Welcome

“We do not write in order to think, but think in order to write.”

This phrase keeps bouncing around in my head. I first recall coming across it in a book entitled “Write Your Dissertation in Fifteen Minutes a Day” by Joan Bolker while I was working on my Masters dissertation. I never did stick to fifteen minutes a day but the fundamental idea that the act of writing is the key to thinking stayed with me.

As I’ve continued to reflect on my own thinking and on learning, I have become more and more convinced that thinking isn’t something that happens just in our heads. It does, but the challenge, the important part, is the act of bringing our ideas out of our heads. Rarely does an idea spring from our lips or our pens or fingers fully formed, beautifully clear so that all can understand. Very rarely.

I have become more and more convinced that thinking is an act that requires more than one person, or at least more than one perspective. When working with students and trying to convince them of the value of actively participating in the conversations in our classrooms, I like to say that “The learning happens in the air” – by which I mean that it is through the act of discussing something and wrestling with an idea in conversation with other people that we truly arrive at understanding. Learning is a social activity.

How does this equate with the solitary act of writing, in order to think? Writing brings the ideas out of our heads and makes them visible to us and to others. In my head my thoughts are incomplete, I can have a general sense of something and think I understand it, but only when it comes out of my head do I truly see it and get a sense of it. I, personally, find it very difficult to write something that doesn’t make sense to me.

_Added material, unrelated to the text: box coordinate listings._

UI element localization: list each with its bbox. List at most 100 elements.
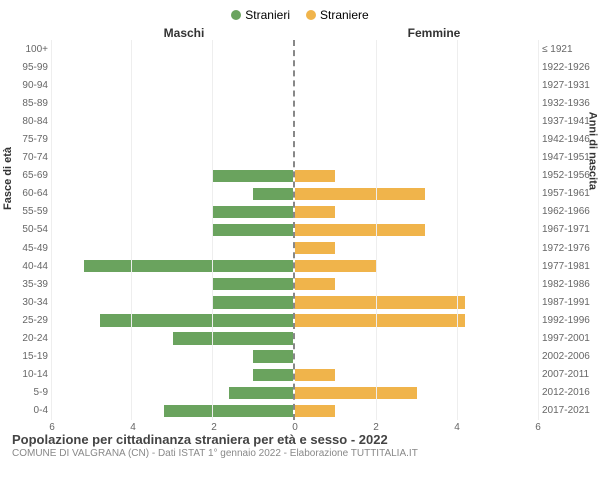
bar-female bbox=[295, 296, 465, 308]
x-tick: 6 bbox=[49, 422, 55, 433]
age-tick: 25-29 bbox=[4, 311, 48, 329]
birth-tick: ≤ 1921 bbox=[542, 40, 596, 58]
bar-female bbox=[295, 278, 335, 290]
birth-tick: 1927-1931 bbox=[542, 76, 596, 94]
age-tick: 5-9 bbox=[4, 384, 48, 402]
legend-label-female: Straniere bbox=[320, 8, 369, 22]
x-tick: 4 bbox=[130, 422, 136, 433]
bar-row bbox=[52, 366, 293, 384]
birth-tick: 1932-1936 bbox=[542, 94, 596, 112]
birth-tick: 1962-1966 bbox=[542, 203, 596, 221]
birth-tick: 2012-2016 bbox=[542, 384, 596, 402]
bar-row bbox=[295, 221, 538, 239]
bar-row bbox=[295, 239, 538, 257]
legend: Stranieri Straniere bbox=[4, 8, 596, 22]
age-tick: 15-19 bbox=[4, 348, 48, 366]
bar-row bbox=[295, 130, 538, 148]
age-tick: 80-84 bbox=[4, 112, 48, 130]
bar-row bbox=[52, 257, 293, 275]
bar-row bbox=[295, 293, 538, 311]
age-tick: 20-24 bbox=[4, 330, 48, 348]
bar-row bbox=[52, 203, 293, 221]
birth-tick: 1992-1996 bbox=[542, 311, 596, 329]
bar-female bbox=[295, 314, 465, 326]
birth-tick: 1977-1981 bbox=[542, 257, 596, 275]
birth-tick: 1972-1976 bbox=[542, 239, 596, 257]
bar-female bbox=[295, 224, 425, 236]
bar-row bbox=[52, 384, 293, 402]
bar-row bbox=[295, 402, 538, 420]
bar-row bbox=[52, 58, 293, 76]
bar-row bbox=[295, 203, 538, 221]
bar-row bbox=[52, 221, 293, 239]
age-tick: 35-39 bbox=[4, 275, 48, 293]
bar-row bbox=[52, 348, 293, 366]
bar-row bbox=[52, 40, 293, 58]
age-tick: 100+ bbox=[4, 40, 48, 58]
birth-tick: 1947-1951 bbox=[542, 149, 596, 167]
bar-male bbox=[253, 188, 293, 200]
bar-male bbox=[229, 387, 293, 399]
birth-tick: 2002-2006 bbox=[542, 348, 596, 366]
bar-row bbox=[295, 275, 538, 293]
bar-row bbox=[295, 257, 538, 275]
age-tick: 60-64 bbox=[4, 185, 48, 203]
plot-area: 100+95-9990-9485-8980-8475-7970-7465-696… bbox=[4, 40, 596, 420]
bar-male bbox=[213, 170, 293, 182]
bar-row bbox=[295, 348, 538, 366]
footer: Popolazione per cittadinanza straniera p… bbox=[4, 432, 596, 459]
bar-row bbox=[52, 130, 293, 148]
birth-tick: 1967-1971 bbox=[542, 221, 596, 239]
bar-female bbox=[295, 188, 425, 200]
age-tick: 40-44 bbox=[4, 257, 48, 275]
bar-row bbox=[295, 311, 538, 329]
y-axis-right: ≤ 19211922-19261927-19311932-19361937-19… bbox=[538, 40, 596, 420]
age-tick: 65-69 bbox=[4, 167, 48, 185]
age-tick: 10-14 bbox=[4, 366, 48, 384]
legend-item-male: Stranieri bbox=[231, 8, 290, 22]
age-tick: 30-34 bbox=[4, 293, 48, 311]
bar-male bbox=[213, 206, 293, 218]
bar-male bbox=[213, 278, 293, 290]
bar-row bbox=[52, 402, 293, 420]
age-tick: 75-79 bbox=[4, 130, 48, 148]
bar-female bbox=[295, 387, 417, 399]
age-tick: 70-74 bbox=[4, 149, 48, 167]
bar-male bbox=[213, 224, 293, 236]
x-tick: 4 bbox=[454, 422, 460, 433]
bar-row bbox=[52, 275, 293, 293]
bar-male bbox=[213, 296, 293, 308]
birth-tick: 1922-1926 bbox=[542, 58, 596, 76]
bars-area bbox=[52, 40, 538, 420]
birth-tick: 1937-1941 bbox=[542, 112, 596, 130]
age-tick: 95-99 bbox=[4, 58, 48, 76]
birth-tick: 2017-2021 bbox=[542, 402, 596, 420]
bar-row bbox=[295, 366, 538, 384]
bar-row bbox=[295, 330, 538, 348]
bar-row bbox=[295, 94, 538, 112]
x-tick: 6 bbox=[535, 422, 541, 433]
legend-label-male: Stranieri bbox=[245, 8, 290, 22]
bar-row bbox=[295, 76, 538, 94]
bar-row bbox=[52, 94, 293, 112]
y-axis-left: 100+95-9990-9485-8980-8475-7970-7465-696… bbox=[4, 40, 52, 420]
column-headers: Maschi Femmine bbox=[4, 26, 596, 40]
bar-female bbox=[295, 206, 335, 218]
bar-row bbox=[52, 293, 293, 311]
bar-row bbox=[295, 149, 538, 167]
bar-row bbox=[52, 185, 293, 203]
age-tick: 50-54 bbox=[4, 221, 48, 239]
header-male: Maschi bbox=[54, 26, 314, 40]
age-tick: 0-4 bbox=[4, 402, 48, 420]
bars-male bbox=[52, 40, 295, 420]
bar-female bbox=[295, 260, 376, 272]
bar-row bbox=[52, 311, 293, 329]
birth-tick: 2007-2011 bbox=[542, 366, 596, 384]
bar-row bbox=[295, 58, 538, 76]
bar-row bbox=[295, 167, 538, 185]
bar-female bbox=[295, 170, 335, 182]
x-tick: 0 bbox=[292, 422, 298, 433]
birth-tick: 1997-2001 bbox=[542, 330, 596, 348]
bar-row bbox=[52, 112, 293, 130]
bar-female bbox=[295, 405, 335, 417]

Writing pulls ideas out of my heads and enables them to form, giving me the chance to look at them from different perspectives.

So, welcome to my blog, where I will be writing in order to think. I will be writing a lot about education and about learning, and I’m going to try to make a habit of regular writing. Feel free to be a silent lurker, a role I myself have played for many years, though if you do like to solve the problems of the world over a beer/coffee/drink of your choice and would like to engage in the conversation, please do. I look forward to hearing your thoughts.